La Rédaction
La professionnalisation du métier de Directeur d'EHPAD, avec en particulier l'exigence d'un diplôme, précisée par le décret n° 2007-221 du 19 février 2007, ne conduit-elle pas à un rajeunissement de la fonction ?
Richard CAPMARTIN
Non, pas nécessairement. Le décret a sans doute accentué l'ouverture à des recrutements de personnes en reconversion professionnelle, qualifiés de niveau I et complétés de stages significatifs.
La proportion des directeurs âgés de plus de 50 ans augmente et en même temps, on constate une légère augmentation de la part des plus jeunes, qui est essentiellement représentée dans le secteur privé, et qui reste insuffisante pour rajeunir l'ensemble de la population des directeurs.

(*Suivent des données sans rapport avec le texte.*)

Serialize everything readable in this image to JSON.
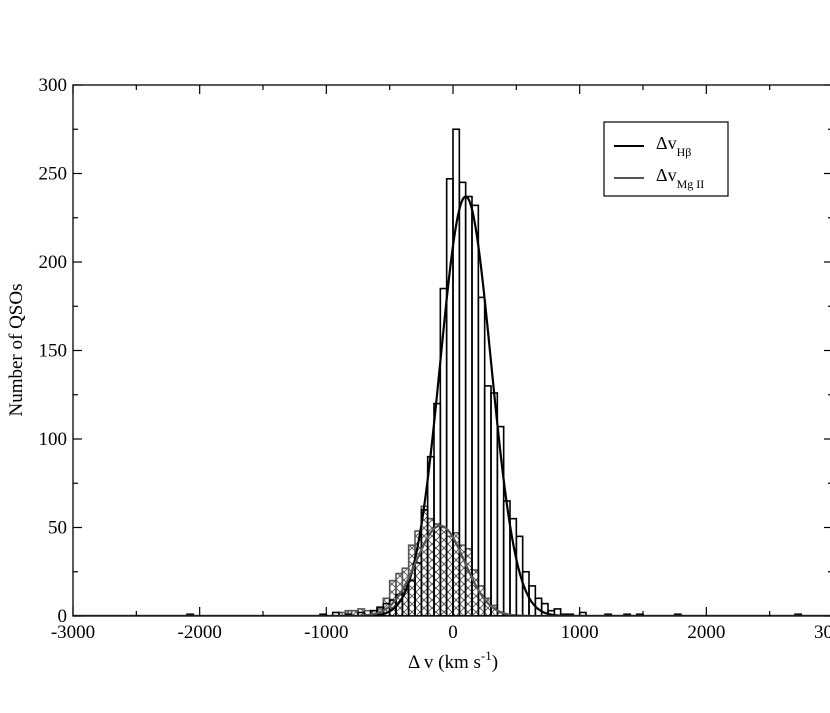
{
  "chart_data": {
    "type": "histogram",
    "xlabel": {
      "main": "Δ v (km s",
      "sup": "-1",
      "close": ")"
    },
    "ylabel": "Number of QSOs",
    "xlim": [
      -3000,
      3000
    ],
    "ylim": [
      0,
      300
    ],
    "x_ticks": [
      -3000,
      -2000,
      -1000,
      0,
      1000,
      2000,
      3000
    ],
    "x_tick_labels": [
      "-3000",
      "-2000",
      "-1000",
      "0",
      "1000",
      "2000",
      "3000"
    ],
    "y_ticks": [
      0,
      50,
      100,
      150,
      200,
      250,
      300
    ],
    "y_tick_labels": [
      "0",
      "50",
      "100",
      "150",
      "200",
      "250",
      "300"
    ],
    "bin_width": 50,
    "legend": {
      "position": "top-right",
      "entries": [
        {
          "main": "Δv",
          "sub": "Hβ",
          "color": "#000000"
        },
        {
          "main": "Δv",
          "sub": "Mg II",
          "color": "#555555"
        }
      ]
    },
    "series": [
      {
        "name": "Δv Hβ",
        "color": "#000000",
        "bins": [
          [
            -2100,
            1
          ],
          [
            -1050,
            1
          ],
          [
            -950,
            2
          ],
          [
            -850,
            1
          ],
          [
            -750,
            2
          ],
          [
            -650,
            3
          ],
          [
            -600,
            5
          ],
          [
            -550,
            7
          ],
          [
            -500,
            9
          ],
          [
            -450,
            12
          ],
          [
            -400,
            15
          ],
          [
            -350,
            20
          ],
          [
            -300,
            30
          ],
          [
            -250,
            60
          ],
          [
            -200,
            90
          ],
          [
            -150,
            120
          ],
          [
            -100,
            185
          ],
          [
            -50,
            247
          ],
          [
            0,
            275
          ],
          [
            50,
            245
          ],
          [
            100,
            237
          ],
          [
            150,
            232
          ],
          [
            200,
            180
          ],
          [
            250,
            130
          ],
          [
            300,
            126
          ],
          [
            350,
            107
          ],
          [
            400,
            65
          ],
          [
            450,
            55
          ],
          [
            500,
            45
          ],
          [
            550,
            25
          ],
          [
            600,
            17
          ],
          [
            650,
            10
          ],
          [
            700,
            7
          ],
          [
            750,
            3
          ],
          [
            800,
            4
          ],
          [
            850,
            1
          ],
          [
            900,
            1
          ],
          [
            1000,
            2
          ],
          [
            1200,
            1
          ],
          [
            1350,
            1
          ],
          [
            1450,
            1
          ],
          [
            1750,
            1
          ],
          [
            2700,
            1
          ]
        ],
        "fit": {
          "type": "gaussian",
          "amplitude": 237,
          "mean": 100,
          "sigma": 200
        }
      },
      {
        "name": "Δv Mg II",
        "color": "#555555",
        "fill": "crosshatch",
        "bins": [
          [
            -900,
            2
          ],
          [
            -850,
            3
          ],
          [
            -800,
            3
          ],
          [
            -750,
            4
          ],
          [
            -700,
            3
          ],
          [
            -650,
            3
          ],
          [
            -600,
            4
          ],
          [
            -550,
            10
          ],
          [
            -500,
            20
          ],
          [
            -450,
            24
          ],
          [
            -400,
            27
          ],
          [
            -350,
            40
          ],
          [
            -300,
            48
          ],
          [
            -250,
            62
          ],
          [
            -200,
            55
          ],
          [
            -150,
            52
          ],
          [
            -100,
            50
          ],
          [
            -50,
            45
          ],
          [
            0,
            47
          ],
          [
            50,
            40
          ],
          [
            100,
            38
          ],
          [
            150,
            26
          ],
          [
            200,
            17
          ],
          [
            250,
            10
          ],
          [
            300,
            6
          ],
          [
            350,
            2
          ],
          [
            400,
            1
          ]
        ],
        "fit": {
          "type": "gaussian",
          "amplitude": 51,
          "mean": -100,
          "sigma": 190
        }
      }
    ]
  }
}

Cette représentation de jeunes directeurs dans le secteur privé vient d'une forte mutualisation de moyens et de fonctions support administratives au sein des groupes privés.
La Rédaction
Avez-vous parallèlement constaté une « féminisation » du métier ou la parité est-elle respectée dans ce secteur ?
Richard CAPMARTIN
Nous ne pouvons pas faire le même constat que chez les médecins, où nous savons que près de la moitié des médecins qui exerce sont des femmes.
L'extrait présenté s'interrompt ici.